Agents of Impact | May 12, 2023

Aina Abiodun, VertueLab: Centering community in climate tech in the Pacific Northwest

Dennis Price
ImpactAlpha Editor

Dennis Price

ImpactAlpha, May 12 – Nigeria-born climate entrepreneur and “professional nomad” Aina Abiodun is bullish on place-based climate innovation. “There is nothing more urgent than when you’re living the disaster,” Abiodun tells ImpactAlpha.

Hawaii, for example, has committed to greening its energy production. New York is moving aggressively to decarbonize its building stock. As the incoming head of Portland-based climate nonprofit VertueLab, which has funded climate tech in the Pacific Northwest for 15 years, she says, “Let’s tackle this thing from a local perspective and see how we can build it out.”

Abiodun was the first Black woman to run a venture-backed tech company in Germany, at healthy living company 8fit. In New York, she co-founded Salt to finance local climate projects. Before joining VertueLab, Abiodun advised other climate tech founders as an entrepreneur-in-residence at Elemental Excelerator. From climate finance to community engagement, “I now understand how all this stuff works,” she says.

VertueLab began as a state-funded entity to commercialize clean energy innovation coming out of Oregon universities. Today, as an independent nonprofit, it supports regional climate tech startups through its philanthropic investor-backed Climate Impact Fund.

The fund’s 14 investments include EV charging solution OpConnect in Portland and solar panel efficiency venture BlueDot Photonics in Seattle. VertueLab’s next fund will be government anchored, seek impact capital from foundations and family offices, and will have a more intentional focus on overlooked entrepreneurs and frontline communities. Poised to accelerate it all is the Inflation Reduction Act.

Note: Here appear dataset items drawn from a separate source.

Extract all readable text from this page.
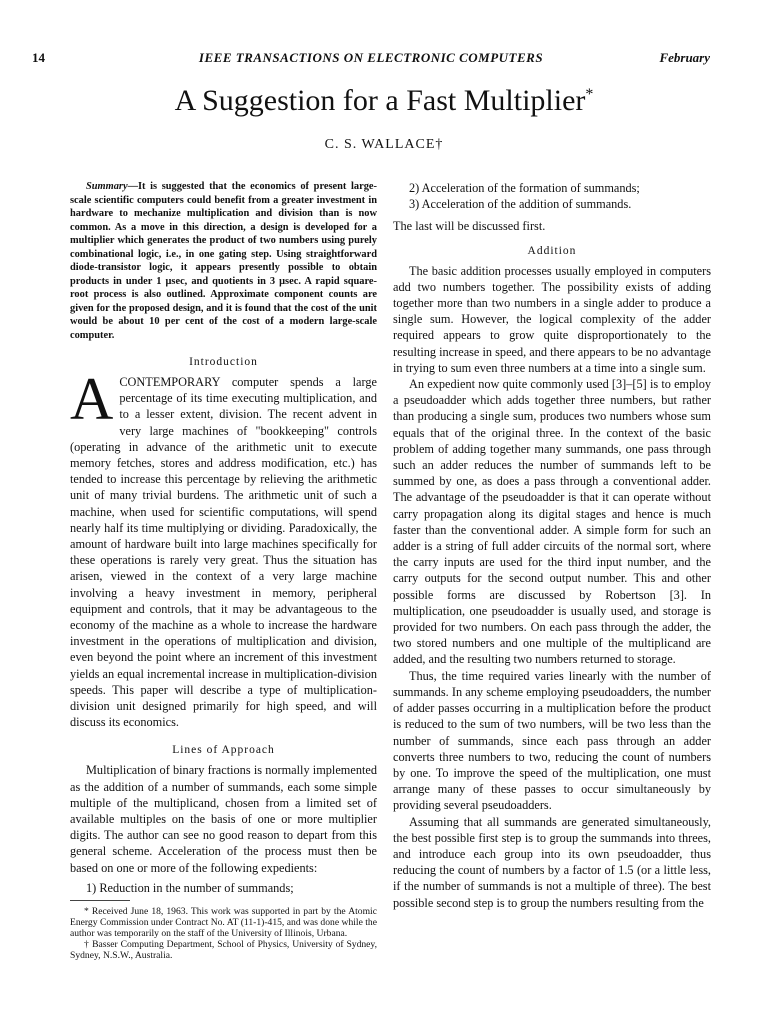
14	IEEE TRANSACTIONS ON ELECTRONIC COMPUTERS	February
A Suggestion for a Fast Multiplier*
C. S. WALLACE†

Summary—It is suggested that the economics of present large-scale scientific computers could benefit from a greater investment in hardware to mechanize multiplication and division than is now common. As a move in this direction, a design is developed for a multiplier which generates the product of two numbers using purely combinational logic, i.e., in one gating step. Using straightforward diode-transistor logic, it appears presently possible to obtain products in under 1 μsec, and quotients in 3 μsec. A rapid square-root process is also outlined. Approximate component counts are given for the proposed design, and it is found that the cost of the unit would be about 10 per cent of the cost of a modern large-scale computer.

Introduction

ACONTEMPORARY computer spends a large percentage of its time executing multiplication, and to a lesser extent, division. The recent advent in very large machines of "bookkeeping" controls (operating in advance of the arithmetic unit to execute memory fetches, stores and address modification, etc.) has tended to increase this percentage by relieving the arithmetic unit of many trivial burdens. The arithmetic unit of such a machine, when used for scientific computations, will spend nearly half its time multiplying or dividing. Paradoxically, the amount of hardware built into large machines specifically for these operations is rarely very great. Thus the situation has arisen, viewed in the context of a very large machine involving a heavy investment in memory, peripheral equipment and controls, that it may be advantageous to the economy of the machine as a whole to increase the hardware investment in the operations of multiplication and division, even beyond the point where an increment of this investment yields an equal incremental increase in multiplication-division speeds. This paper will describe a type of multiplication-division unit designed primarily for high speed, and will discuss its economics.

Lines of Approach

Multiplication of binary fractions is normally implemented as the addition of a number of summands, each some simple multiple of the multiplicand, chosen from a limited set of available multiples on the basis of one or more multiplier digits. The author can see no good reason to depart from this general scheme. Acceleration of the process must then be based on one or more of the following expedients:

1) Reduction in the number of summands;

* Received June 18, 1963. This work was supported in part by the Atomic Energy Commission under Contract No. AT (11-1)-415, and was done while the author was temporarily on the staff of the University of Illinois, Urbana.

† Basser Computing Department, School of Physics, University of Sydney, Sydney, N.S.W., Australia.

2) Acceleration of the formation of summands;

3) Acceleration of the addition of summands.

The last will be discussed first.

Addition

The basic addition processes usually employed in computers add two numbers together. The possibility exists of adding together more than two numbers in a single adder to produce a single sum. However, the logical complexity of the adder required appears to grow quite disproportionately to the resulting increase in speed, and there appears to be no advantage in trying to sum even three numbers at a time into a single sum.

An expedient now quite commonly used [3]–[5] is to employ a pseudoadder which adds together three numbers, but rather than producing a single sum, produces two numbers whose sum equals that of the original three. In the context of the basic problem of adding together many summands, one pass through such an adder reduces the number of summands left to be summed by one, as does a pass through a conventional adder. The advantage of the pseudoadder is that it can operate without carry propagation along its digital stages and hence is much faster than the conventional adder. A simple form for such an adder is a string of full adder circuits of the normal sort, where the carry inputs are used for the third input number, and the carry outputs for the second output number. This and other possible forms are discussed by Robertson [3]. In multiplication, one pseudoadder is usually used, and storage is provided for two numbers. On each pass through the adder, the two stored numbers and one multiple of the multiplicand are added, and the resulting two numbers returned to storage.

Thus, the time required varies linearly with the number of summands. In any scheme employing pseudoadders, the number of adder passes occurring in a multiplication before the product is reduced to the sum of two numbers, will be two less than the number of summands, since each pass through an adder converts three numbers to two, reducing the count of numbers by one. To improve the speed of the multiplication, one must arrange many of these passes to occur simultaneously by providing several pseudoadders.

Assuming that all summands are generated simultaneously, the best possible first step is to group the summands into threes, and introduce each group into its own pseudoadder, thus reducing the count of numbers by a factor of 1.5 (or a little less, if the number of summands is not a multiple of three). The best possible second step is to group the numbers resulting from the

Abiodun sees her role as “a steward” of VertueLab’s activities to ensure “they are benefiting communities at large.” Like peer nonprofit early-stage climate investors Elemental and Prime Coalition, Abiodun believes the right mix of community and capital can help “close the gap between the urgency of our situation and the slowness of the bureaucratic ways in which money is coming through the system.”